How we cite our quotes: (Chapter.Paragraph)
Quote #4
"I am Morpheus, king of dreams," he says, and the speakers carry his deep voice for blocks. "We all walk in a land of dreams. For what are we but atoms and hope, a handful of stardust and sinew. We are weary travelers trying to find our way home on a road that never ends. Am I a part of your dream? Or are you but a part of mine? Welcome my brother, Phantasmos, for this is surely a phantasmagoria, a fantasy world, and we are all players." (18.75)
Here's another theory for you: We all just live in dreams, and we'll never know whether they're our dreams or if we're in someone else's dream. Either that or this is all Cameron's dream, and we are starting to see the evidence of how much pot he really smokes… Your call, Shmoopers.
Quote #5
People drift in and out in my dream like actors in a play.
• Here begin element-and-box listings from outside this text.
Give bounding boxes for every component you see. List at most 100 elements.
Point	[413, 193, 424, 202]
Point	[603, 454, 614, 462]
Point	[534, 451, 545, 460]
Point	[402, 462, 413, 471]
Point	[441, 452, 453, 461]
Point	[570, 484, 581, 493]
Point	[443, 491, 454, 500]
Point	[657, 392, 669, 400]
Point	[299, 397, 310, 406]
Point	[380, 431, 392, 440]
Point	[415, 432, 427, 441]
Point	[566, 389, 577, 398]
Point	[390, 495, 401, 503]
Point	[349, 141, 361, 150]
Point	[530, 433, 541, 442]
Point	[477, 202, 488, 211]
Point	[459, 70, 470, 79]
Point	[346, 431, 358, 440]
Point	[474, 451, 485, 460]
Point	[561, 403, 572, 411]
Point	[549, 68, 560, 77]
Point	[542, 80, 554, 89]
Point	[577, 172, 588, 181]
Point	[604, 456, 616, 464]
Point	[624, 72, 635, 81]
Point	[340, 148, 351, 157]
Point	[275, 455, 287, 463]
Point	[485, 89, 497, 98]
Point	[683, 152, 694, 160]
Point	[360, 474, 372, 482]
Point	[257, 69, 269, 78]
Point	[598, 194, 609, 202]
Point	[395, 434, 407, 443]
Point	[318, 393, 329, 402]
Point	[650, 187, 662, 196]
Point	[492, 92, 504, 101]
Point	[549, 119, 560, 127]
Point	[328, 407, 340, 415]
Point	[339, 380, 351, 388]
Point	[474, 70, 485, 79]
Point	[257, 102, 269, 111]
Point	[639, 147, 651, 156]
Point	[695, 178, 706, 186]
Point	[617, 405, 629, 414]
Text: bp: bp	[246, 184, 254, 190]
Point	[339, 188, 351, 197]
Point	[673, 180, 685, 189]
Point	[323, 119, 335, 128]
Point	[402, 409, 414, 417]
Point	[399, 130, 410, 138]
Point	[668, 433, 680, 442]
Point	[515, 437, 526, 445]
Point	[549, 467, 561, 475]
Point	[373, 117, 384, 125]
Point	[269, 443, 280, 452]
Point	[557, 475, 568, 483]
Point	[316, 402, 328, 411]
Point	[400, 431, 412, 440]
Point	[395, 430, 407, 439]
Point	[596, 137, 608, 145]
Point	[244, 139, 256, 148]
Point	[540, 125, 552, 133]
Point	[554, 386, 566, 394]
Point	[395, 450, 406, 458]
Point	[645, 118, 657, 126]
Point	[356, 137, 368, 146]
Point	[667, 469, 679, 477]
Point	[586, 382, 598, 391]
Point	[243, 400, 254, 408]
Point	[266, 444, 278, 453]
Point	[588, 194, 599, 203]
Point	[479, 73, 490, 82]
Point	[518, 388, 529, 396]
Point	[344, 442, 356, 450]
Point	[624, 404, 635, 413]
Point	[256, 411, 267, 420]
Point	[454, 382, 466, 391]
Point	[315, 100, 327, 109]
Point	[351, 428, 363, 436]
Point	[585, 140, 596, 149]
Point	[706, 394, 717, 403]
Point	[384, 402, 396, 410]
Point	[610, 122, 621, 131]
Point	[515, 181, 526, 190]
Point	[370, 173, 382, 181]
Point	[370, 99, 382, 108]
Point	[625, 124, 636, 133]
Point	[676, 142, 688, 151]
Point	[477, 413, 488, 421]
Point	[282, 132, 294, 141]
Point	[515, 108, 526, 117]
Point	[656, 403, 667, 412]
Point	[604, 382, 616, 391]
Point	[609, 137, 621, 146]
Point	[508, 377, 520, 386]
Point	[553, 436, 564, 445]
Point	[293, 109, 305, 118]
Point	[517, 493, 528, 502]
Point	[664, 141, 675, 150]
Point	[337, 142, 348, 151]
Eubie comes to visit. He slips headphones on my ears so I can hear "Cypress Grove Blues," and I want to tell him that I've been to New Orleans, that I've seen Junior Webster, that I played bass for him, but it's a dream, and the words won't come. (21.49)
Is this a dream? Or has Cam momentarily regained consciousness to reality? Most likely it's the latter—as the reader we can see that a visit from Eubie is a far more realistic occurrence than fighting off fire giants and traveling with a Viking god disguised as a yard gnome.
Quote #6
"Can anybody else see you besides me?" I ask.
"I suppose they could if they wanted to, but maybe what they see isn't what you see," Dulcie answers in her typically cryptic fashion. (22.9-10)
Once again Dulcie is throwing out philosophical bombs and then just shrugging her shoulders. She's pretty good at making us contemplate the nature of perspective and then acting like it's no big deal.